Herman introduceerde de klinisch pathologische conferenties. Deze zijn heden ten dage nog een belangrijk onderwijs middel. Twee van zijn werken zijn decennia na zijn dood standaardwerken binnen de geneeskunde gebleven.
Bij zijn leerlingen bleef hij erop hameren dat geneeskunde valt en staat met grondige basiskennis van natuurwetenschappen (natuur- en scheikunde). Zoek de oorzaak van de ziekte. Hij onderwees zijn leerlingen onder andere in het Caecilia ziekenhuis, waar 12 bedden beschikbaar waren. Tegenwoordig staat dit ziekenhuis in het Boerhaave museum in Leiden.
Ziekte en dood
Als arts heeft hij na zijn ziekte in 1722 bij zichzelf lambago rheumatica geconstateerd. Dit betekende dat hij zijn gezondheid zeer in acht moetst gaan nemen. Om rust te kunnen nemen koopt hij in 1724 zijn buitenhuis Oud Poelgeest. Wanneer de ziekte weer terugkomt, besluit hij zijn leerstoelen Botanica en Scheikunde op te geven, maar blijft wel lesgeven. Op 28n april 1729 gaat hij met pensioen wat betreft zijn professorschap Botanica en Scheikunde. Tot 1738 blijft hij lesgeven in praktische geneeskunde en klinische geneeskunde.

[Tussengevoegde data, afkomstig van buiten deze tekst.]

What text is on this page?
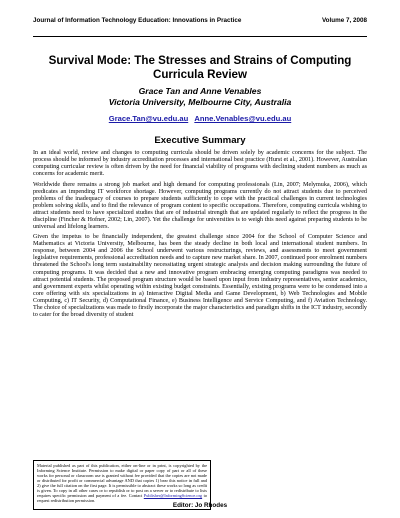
Journal of Information Technology Education: Innovations in Practice	Volume 7, 2008
Survival Mode: The Stresses and Strains of Computing Curricula Review
Grace Tan and Anne Venables
Victoria University, Melbourne City, Australia
Grace.Tan@vu.edu.au Anne.Venables@vu.edu.au
Executive Summary

In an ideal world, review and changes to computing curricula should be driven solely by academic concerns for the subject. The process should be informed by industry accreditation processes and international best practice (Hurst et al., 2001). However, Australian computing curricular review is often driven by the need for financial viability of programs with declining student numbers as much as concerns for academic merit.

Worldwide there remains a strong job market and high demand for computing professionals (Lin, 2007; Melymuka, 2006), which predicates an impending IT workforce shortage. However, computing programs currently do not attract students due to perceived problems of the inadequacy of courses to prepare students sufficiently to cope with the practical challenges in current technologies problem solving skills, and to find the relevance of program content to specific occupations. Therefore, computing curricula wishing to attract students need to have specialized studies that are of industrial strength that are updated regularly to reflect the progress in the discipline (Fincher & Hofner, 2002; Lin, 2007). Yet the challenge for universities is to weigh this need against preparing students to be universal and lifelong learners.

Given the impetus to be financially independent, the greatest challenge since 2004 for the School of Computer Science and Mathematics at Victoria University, Melbourne, has been the steady decline in both local and international student numbers. In response, between 2004 and 2006 the School underwent various restructurings, reviews, and assessments to meet government legislative requirements, professional accreditation needs and to capture new market share. In 2007, continued poor enrolment numbers threatened the School's long term sustainability necessitating urgent strategic analysis and decision making surrounding the future of computing programs. It was decided that a new and innovative program embracing emerging computing paradigms was needed to attract potential students. The proposed program structure would be based upon input from industry representatives, senior academics, and government experts whilst operating within existing budget constraints. Essentially, existing programs were to be condensed into a core offering with six specializations in a) Interactive Digital Media and Game Development, b) Web Technologies and Mobile Computing, c) IT Security, d) Computational Finance, e) Business Intelligence and Service Computing, and f) Aviation Technology. The choice of specializations was made to firstly incorporate the major characteristics and paradigm shifts in the ICT industry, secondly to cater for the broad diversity of student

Material published as part of this publication, either on-line or in print, is copyrighted by the Informing Science Institute. Permission to make digital or paper copy of part or all of these works for personal or classroom use is granted without fee provided that the copies are not made or distributed for profit or commercial advantage AND that copies 1) bear this notice in full and 2) give the full citation on the first page. It is permissible to abstract these works so long as credit is given. To copy in all other cases or to republish or to post on a server or to redistribute to lists requires specific permission and payment of a fee. Contact Publisher@InformingScience.org to request redistribution permission.
Editor: Jo Rhodes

Herman sterft in zijn Leidse woning aan de Rapenburg 31 op 23 september 1738 tussen vier en vijf uur in de ochtend, bijna 70 jaar oud. Hij is begraven in de St. Pieterskerk van Leiden.
Publicaties
Naast zijn vele werk heeft Herman Boerhaave ook nog tijd gevonden om te schrijven en publiceren. Zijn indrukwekkende lijst met boeken ziet er als volgt uit:
- 1707; Instituiones medicae; verandert in 1708 in Aphorismi de cognoscendis et curandis morbis
- 1710; Index stirpium in horto academico
- 1719; De materia medica, et remediorum formulis liver
- 1720; Alter index stirpium, & c.adornes with plates, and containing twince de number of plants of the former
- 1722; Epistola ad cl. Ruischium, qua sententiam Malphighianam de glandulis defendit
- 1724; Atrocis nec prius descripti morbid historia illustrissimi baronis Wassenariae
- 1725; Opera anatomica et chirugica Andreau Vesalii; with the lif of Vesalius
- 1727: De materia medica, et remediorum formulis liver, 2e editie
- 1728; Altera atrocis tarissimique morbid marchionis de Sancto Albano historia
- 1731; Aretaei Cappadocis nova edition
- 1732; Elementa Chemiae
- 1734; Observata de argento vivo, ad Reg. Soc. et Acad. Scient.